Tara stood, grabbing her coat. "I'll leave you two to it," she said, shooting Elise a look that said don't kill him before slipping out. The door clicked shut, leaving Elise and Julian alone, the air between them thick with unspoken tension.

"Files could've waited," Elise said, her eyes narrowing. "What's the real reason?"

He shrugged, setting the case on a nearby chair and leaning against the desk's edge, casual but deliberate. "Figured we should talk. Today got heated, and Friday's too close for us to keep sniping at each other. Claire's not going to buy a pitch that smells like a war zone."

Elise bristled, but she couldn't argue the logic. "You started it," she said, her voice low. "Pushing those berms like they're some genius fix. You're trying to dilute this thing, and I won't let you."

"I'm not diluting anything," he countered, his calm holding despite the edge in her tone. "I'm keeping it alive. Your walkways are a gamble—good one, maybe, but a gamble. Berms are a sure bet. We need both if we're going to pull this off."

She stared at him, searching for a crack in his composure, something she could pry open. "You don't get it, do you?" she said. "This isn't just about winning the bid. It's about making something that matters—something that lasts. Your 'sure bet' turns it into a forgettable box. I'm not here for that."

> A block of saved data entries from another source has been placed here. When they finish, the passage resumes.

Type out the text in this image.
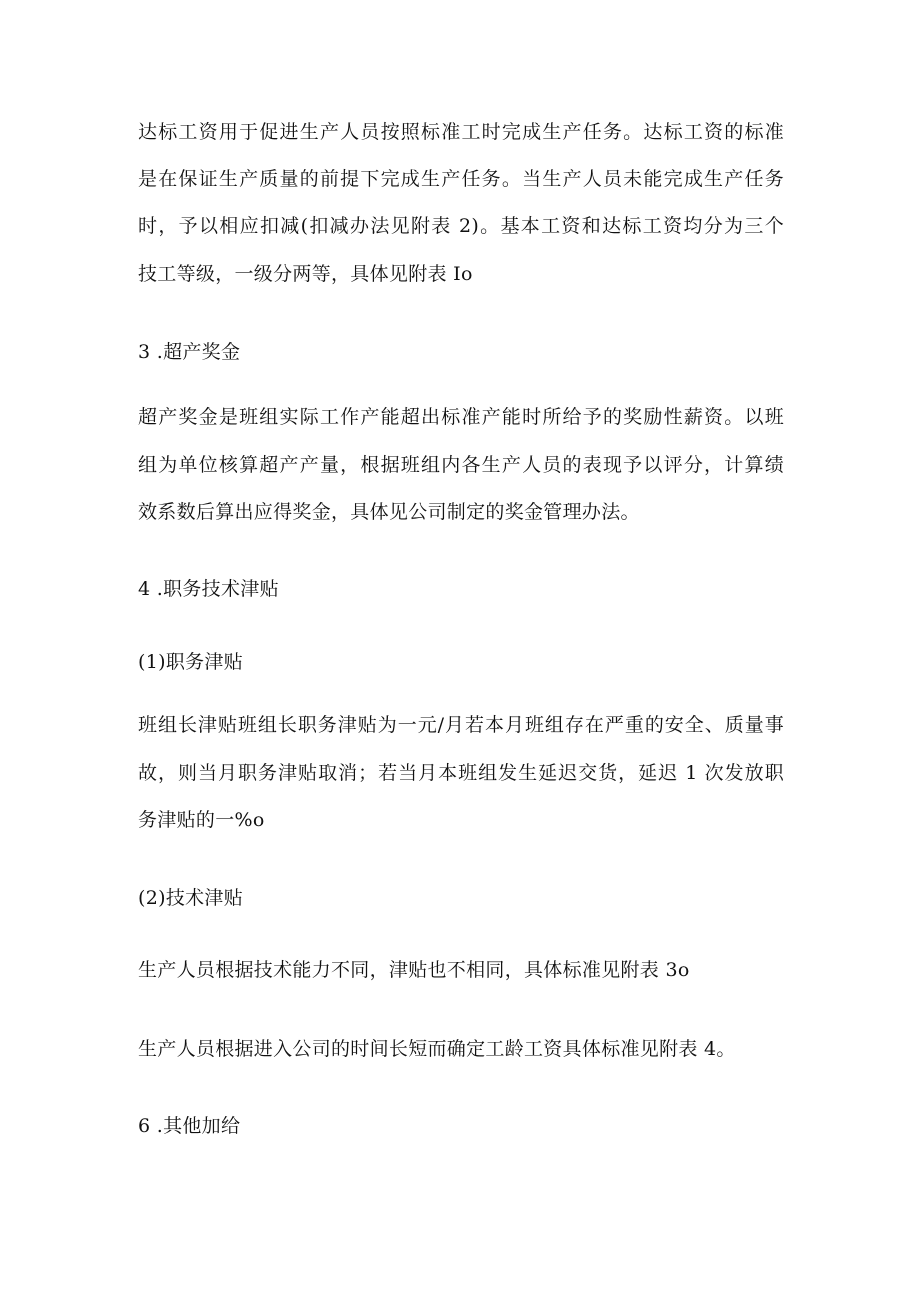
达标工资用于促进生产人员按照标准工时完成生产任务。达标工资的标准
是在保证生产质量的前提下完成生产任务。当生产人员未能完成生产任务
时，予以相应扣减(扣减办法见附表 2)。基本工资和达标工资均分为三个
技工等级，一级分两等，具体见附表 Io
3 .超产奖金
超产奖金是班组实际工作产能超出标准产能时所给予的奖励性薪资。以班
组为单位核算超产产量，根据班组内各生产人员的表现予以评分，计算绩
效系数后算出应得奖金，具体见公司制定的奖金管理办法。
4 .职务技术津贴
(1)职务津贴
班组长津贴班组长职务津贴为一元/月若本月班组存在严重的安全、质量事
故，则当月职务津贴取消；若当月本班组发生延迟交货，延迟 1 次发放职
务津贴的一%o
(2)技术津贴
生产人员根据技术能力不同，津贴也不相同，具体标准见附表 3o
生产人员根据进入公司的时间长短而确定工龄工资具体标准见附表 4。
6 .其他加给
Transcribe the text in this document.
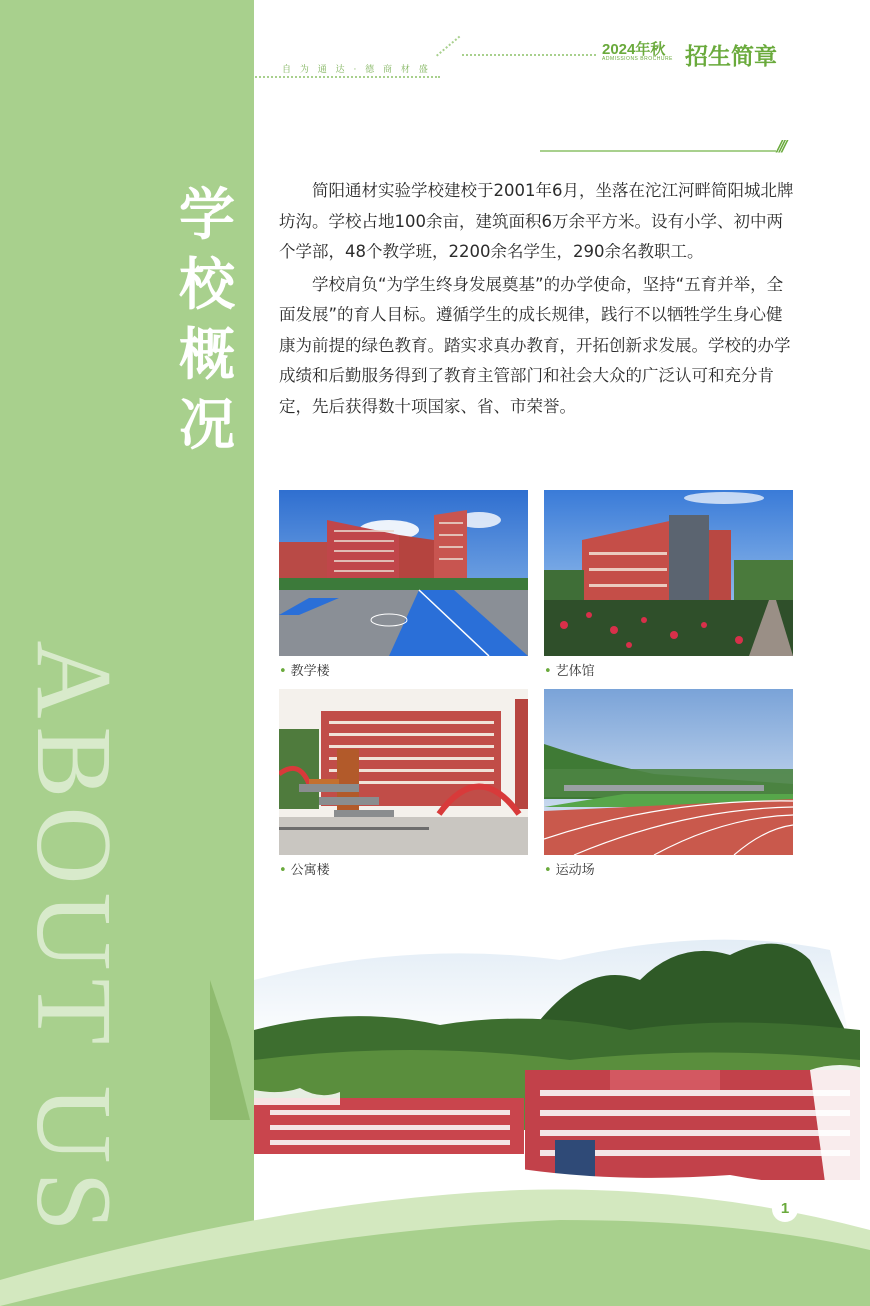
学
校
概
况
ABOUT US
自 为 通 达 · 德 商 材 盛
2024年秋
ADMISSIONS BROCHURE 招生简章
///

简阳通材实验学校建校于2001年6月，坐落在沱江河畔简阳城北牌坊沟。学校占地100余亩，建筑面积6万余平方米。设有小学、初中两个学部，48个教学班，2200余名学生，290余名教职工。

学校肩负“为学生终身发展奠基”的办学使命，坚持“五育并举，全面发展”的育人目标。遵循学生的成长规律，践行不以牺牲学生身心健康为前提的绿色教育。踏实求真办教育，开拓创新求发展。学校的办学成绩和后勤服务得到了教育主管部门和社会大众的广泛认可和充分肯定，先后获得数十项国家、省、市荣誉。

• 教学楼	• 艺体馆
• 公寓楼	• 运动场
1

He tilted his head, studying her, and for a moment, she saw something shift in his gray eyes—recognition, maybe, or respect. "I get it more than you think," he said, his voice quieter now. "But lasting doesn't mean much if it never gets built. We've got to meet them halfway—Claire, the investors, the city. That's the game."

Elise opened her mouth to argue, but the words stalled. He wasn't wrong—not entirely—and that stung more than she'd admit. She hated how he could do that, twist her fire into a debate she couldn't fully dismiss. "Fine," she said at last, her tone grudging. "We meet halfway. But the walkways stay. I've got numbers coming—real ones. You'll see."

"Looking forward to it," he replied, that half-smile flickering back. "Truce, then? At least until Friday?"

She didn't smile back, but she nodded, a stiff jerk of her chin. "Truce. For now."

He picked up his case, turning to leave, then paused at the door. "You're good, Harper," he said, glancing back. "Stubborn as hell, but good."

"Save the flattery," she shot back, but her voice lacked its usual bite. He chuckled—a low, genuine sound—and walked out, the door swinging shut behind him.

Elise sat there, staring at the spot where he'd stood, her mind a jumble. A truce. It felt like a ceasefire in a war she wasn't ready to end, but it bought her time—time to refine her pitch, time to chase Mia's lead. She opened her tablet again, the hybrid design glowing back at her, and dove back in, her fingers moving with renewed purpose. Julian could talk compromise all he wanted, but she'd make sure her vision carried the day. And if those logs panned out, she'd have more than a design to throw at him—she'd have the truth.

The night deepened, the office silent save for the tap of her stylus and the rustle of papers. Elise worked on, her resolve hardening with every line she drew, every number she checked. Friday was coming, and she'd be ready—for the pitch, for Julian, for whatever shadows the past might still hold.